Cioè agisce sull'insegnante, sui gruppi formali e informali,
e sulla istituzione intesa come luogo di incontro di tutte le componenti
da essa coinvolte (genitori, quartiere, sindacati ecc.).
Le tecniche formative sono svariatissime, ma raggruppabili in tre
categorie:
A) tecniche non direttive (T-group, seminari di sensibilizzazione
alla dinamica di gruppo, gruppi autocentrati counselling sui processi).
Sono le tecniche in cui il conduttore svolge un
ruolo di assistente mentre soggetto e oggetto dell'apprendimento è
il gruppo di partecipanti.
B) Tecniche attive: drammatizzazione, giochi, casi, discussioni di
gruppo, non verbali ecc.
Sono le tecniche in cui il conduttore guida il processo di apprendimento
coinvolgendo in modo attivo i partecipanti.
C) Tecniche tradizionali (conferenze, tavola rotonda, filmato, lettura).
In questo caso i partecipanti apprendono in stato di passività.
Naturalmente queste categorizzazioni hanno solo una funzione espositiva
e difficilmente vengono usate allo stato puro.

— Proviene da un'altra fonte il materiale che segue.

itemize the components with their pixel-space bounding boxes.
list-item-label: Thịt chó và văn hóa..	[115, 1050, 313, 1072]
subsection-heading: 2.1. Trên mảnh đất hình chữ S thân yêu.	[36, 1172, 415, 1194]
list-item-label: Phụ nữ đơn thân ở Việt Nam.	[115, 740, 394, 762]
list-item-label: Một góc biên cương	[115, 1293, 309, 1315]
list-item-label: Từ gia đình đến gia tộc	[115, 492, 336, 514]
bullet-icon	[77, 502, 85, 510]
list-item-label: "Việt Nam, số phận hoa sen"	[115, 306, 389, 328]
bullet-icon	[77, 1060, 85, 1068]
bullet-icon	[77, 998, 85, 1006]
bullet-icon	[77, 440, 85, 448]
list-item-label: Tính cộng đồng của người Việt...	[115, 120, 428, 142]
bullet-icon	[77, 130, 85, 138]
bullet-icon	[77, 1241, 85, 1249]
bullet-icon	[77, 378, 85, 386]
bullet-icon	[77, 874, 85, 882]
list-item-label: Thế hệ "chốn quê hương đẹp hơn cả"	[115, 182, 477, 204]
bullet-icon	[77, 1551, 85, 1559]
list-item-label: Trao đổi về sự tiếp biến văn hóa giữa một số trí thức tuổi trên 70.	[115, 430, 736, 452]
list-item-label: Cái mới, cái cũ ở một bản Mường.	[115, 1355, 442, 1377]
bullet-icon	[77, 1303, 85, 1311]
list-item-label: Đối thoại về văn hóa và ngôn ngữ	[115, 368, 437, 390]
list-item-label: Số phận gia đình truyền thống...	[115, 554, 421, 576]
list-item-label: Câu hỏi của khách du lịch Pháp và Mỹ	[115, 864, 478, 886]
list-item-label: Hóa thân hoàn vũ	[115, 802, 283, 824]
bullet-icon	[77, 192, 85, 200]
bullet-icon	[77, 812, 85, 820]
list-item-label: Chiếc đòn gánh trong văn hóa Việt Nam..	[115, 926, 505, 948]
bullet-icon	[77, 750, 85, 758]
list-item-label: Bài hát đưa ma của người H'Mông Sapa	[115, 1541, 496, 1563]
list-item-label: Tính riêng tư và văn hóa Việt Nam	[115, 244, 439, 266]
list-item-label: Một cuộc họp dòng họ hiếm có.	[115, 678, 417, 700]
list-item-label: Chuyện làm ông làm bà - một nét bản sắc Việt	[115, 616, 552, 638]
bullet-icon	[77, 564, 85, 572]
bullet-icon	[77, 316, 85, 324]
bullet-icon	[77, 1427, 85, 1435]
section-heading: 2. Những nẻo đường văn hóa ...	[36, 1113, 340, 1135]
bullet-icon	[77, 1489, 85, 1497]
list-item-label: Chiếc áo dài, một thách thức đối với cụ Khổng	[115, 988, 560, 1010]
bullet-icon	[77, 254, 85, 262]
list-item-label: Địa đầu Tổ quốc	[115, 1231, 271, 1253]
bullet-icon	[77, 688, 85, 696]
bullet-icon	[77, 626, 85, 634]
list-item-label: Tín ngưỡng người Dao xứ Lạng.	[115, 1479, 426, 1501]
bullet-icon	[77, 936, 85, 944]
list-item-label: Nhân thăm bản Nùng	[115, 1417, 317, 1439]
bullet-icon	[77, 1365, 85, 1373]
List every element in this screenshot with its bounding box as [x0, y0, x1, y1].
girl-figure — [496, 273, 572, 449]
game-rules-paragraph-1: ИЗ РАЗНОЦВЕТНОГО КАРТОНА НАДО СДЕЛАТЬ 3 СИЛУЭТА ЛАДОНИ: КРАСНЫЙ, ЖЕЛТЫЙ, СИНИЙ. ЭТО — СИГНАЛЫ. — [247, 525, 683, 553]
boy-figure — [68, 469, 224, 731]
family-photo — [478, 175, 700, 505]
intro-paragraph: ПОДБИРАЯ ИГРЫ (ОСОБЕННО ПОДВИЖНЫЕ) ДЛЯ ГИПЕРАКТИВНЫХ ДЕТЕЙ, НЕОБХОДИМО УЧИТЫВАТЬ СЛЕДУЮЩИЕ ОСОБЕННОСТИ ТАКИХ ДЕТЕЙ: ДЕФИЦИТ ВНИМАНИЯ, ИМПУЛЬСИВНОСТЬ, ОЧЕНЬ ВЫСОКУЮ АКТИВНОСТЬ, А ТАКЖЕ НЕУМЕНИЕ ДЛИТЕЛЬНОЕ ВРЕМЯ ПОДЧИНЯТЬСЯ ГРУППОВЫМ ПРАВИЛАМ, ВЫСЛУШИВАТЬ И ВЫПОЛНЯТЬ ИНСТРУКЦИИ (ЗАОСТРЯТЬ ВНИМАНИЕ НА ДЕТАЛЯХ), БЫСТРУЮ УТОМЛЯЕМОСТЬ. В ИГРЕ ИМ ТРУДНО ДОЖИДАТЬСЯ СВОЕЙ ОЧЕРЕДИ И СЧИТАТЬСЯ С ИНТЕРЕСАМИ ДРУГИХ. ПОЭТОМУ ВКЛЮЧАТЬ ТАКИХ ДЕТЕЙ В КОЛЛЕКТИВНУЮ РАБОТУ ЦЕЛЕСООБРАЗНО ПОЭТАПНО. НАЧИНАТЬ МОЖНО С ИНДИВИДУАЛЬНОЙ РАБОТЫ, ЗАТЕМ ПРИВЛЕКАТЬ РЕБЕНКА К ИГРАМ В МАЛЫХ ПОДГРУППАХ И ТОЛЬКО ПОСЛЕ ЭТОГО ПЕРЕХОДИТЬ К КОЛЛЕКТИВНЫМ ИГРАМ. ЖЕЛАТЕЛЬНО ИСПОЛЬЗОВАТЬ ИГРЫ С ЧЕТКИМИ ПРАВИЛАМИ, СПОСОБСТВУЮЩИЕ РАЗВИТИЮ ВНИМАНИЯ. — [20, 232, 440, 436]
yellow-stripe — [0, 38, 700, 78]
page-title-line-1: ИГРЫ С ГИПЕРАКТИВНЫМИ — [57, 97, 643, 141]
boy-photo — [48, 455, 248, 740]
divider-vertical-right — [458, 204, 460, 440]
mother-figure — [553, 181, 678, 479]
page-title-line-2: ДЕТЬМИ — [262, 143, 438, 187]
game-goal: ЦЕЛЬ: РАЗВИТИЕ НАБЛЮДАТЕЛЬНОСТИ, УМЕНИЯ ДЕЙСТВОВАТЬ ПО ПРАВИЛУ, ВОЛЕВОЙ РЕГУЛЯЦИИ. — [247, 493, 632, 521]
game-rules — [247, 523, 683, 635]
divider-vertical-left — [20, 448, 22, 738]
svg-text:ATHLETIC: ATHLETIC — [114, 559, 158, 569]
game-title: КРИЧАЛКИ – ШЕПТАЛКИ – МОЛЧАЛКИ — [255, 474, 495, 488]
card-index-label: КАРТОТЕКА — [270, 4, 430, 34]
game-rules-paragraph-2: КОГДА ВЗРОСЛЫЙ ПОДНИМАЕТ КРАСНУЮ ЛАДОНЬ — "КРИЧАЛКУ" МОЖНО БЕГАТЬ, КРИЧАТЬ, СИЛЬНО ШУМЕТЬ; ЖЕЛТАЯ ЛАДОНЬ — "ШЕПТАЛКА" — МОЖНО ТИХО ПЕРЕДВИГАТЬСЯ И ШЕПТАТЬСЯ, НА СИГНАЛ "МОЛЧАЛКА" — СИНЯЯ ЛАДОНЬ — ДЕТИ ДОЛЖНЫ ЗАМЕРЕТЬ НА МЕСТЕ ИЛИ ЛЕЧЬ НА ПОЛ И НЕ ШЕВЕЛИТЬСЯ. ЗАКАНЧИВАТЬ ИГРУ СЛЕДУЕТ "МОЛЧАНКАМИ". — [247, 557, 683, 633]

Di solito metodologie
e tecniche, vengono mescolate e dosate in base alle esigenze dei partecipanti
e dei formatori.
L'Auto formazione
La formazione permanente al saper essere è uno dei fattori
«esterni» che possono facilitare il
funzionamento collettivo degli organi collegi ali e l'innovazione
educativa.
Essa però può essere un fatto esterno solo per l'avvio
dal momento che la scuola non sembra avere al suo interno forze sufficienti.
li suo obiettivo non può che essere quello di tramutarsi in
autoformazione permanente, cioè in un processo innescato periodicamente
dalla stessa istituzione scolastica.
Per gli insegnanti e i genitori acquisire la capacità di gestire
i conflitti ed il cambiamento,
l'ambivalenza e la relazione sociale, significa anche demitizzare
l'uso dell'esperto. Instaurare con costui un rapporto di dipendenza
è una compensazione alla rottura della dipendenza con l'autorità
scolastica ed un tentativo di giustificare il ruolo autoritario che
insegnanti presidi e genitori giocano a scuola e in famiglia. Naturalmente
è inevitabile che la caduta del ruolo autoritario della struttura
scolastica o del preside, provochi nei genitori o negli insegnanti
l'esigenza di individuare nuovi poli di riferimento.
Questo ancoraggio rassicuratorio non può essere offerto se
non in via trascendente dal consulente. Occorre anche per questo instaurare
nella scuola spazi di funzionamento gruppale affinché questi
fungano da struttura superegoica alternativa.
Gli organi collegi ali o gli altri gruppi informali devono diventare
spazi di sicurezza.
Ma perché non offrano una sicurezza regressiva infantile e
difensiva, devono essere agibili cioè gestibili per il cambiamento.
Perché ciò sia possibile è necessario che non
si riducano ad essere micro-istituzioni alienanti ed emarginanti,
ma siano veri gruppi di appartenenza, spazi di dibattito e crescita.
Proprio questi gruppi devono essere l'unità di auto-formazione,
nella misura in cui sono il luogo delle verifiche, dei confronti e
magari dei conflitti elaborati.
Allora l'autoformazione permanente è lo strumento attraverso
cui l'istituzione verifica e trasforma continuamente se stessa con
l'obiettivo di divenire comunità educativa.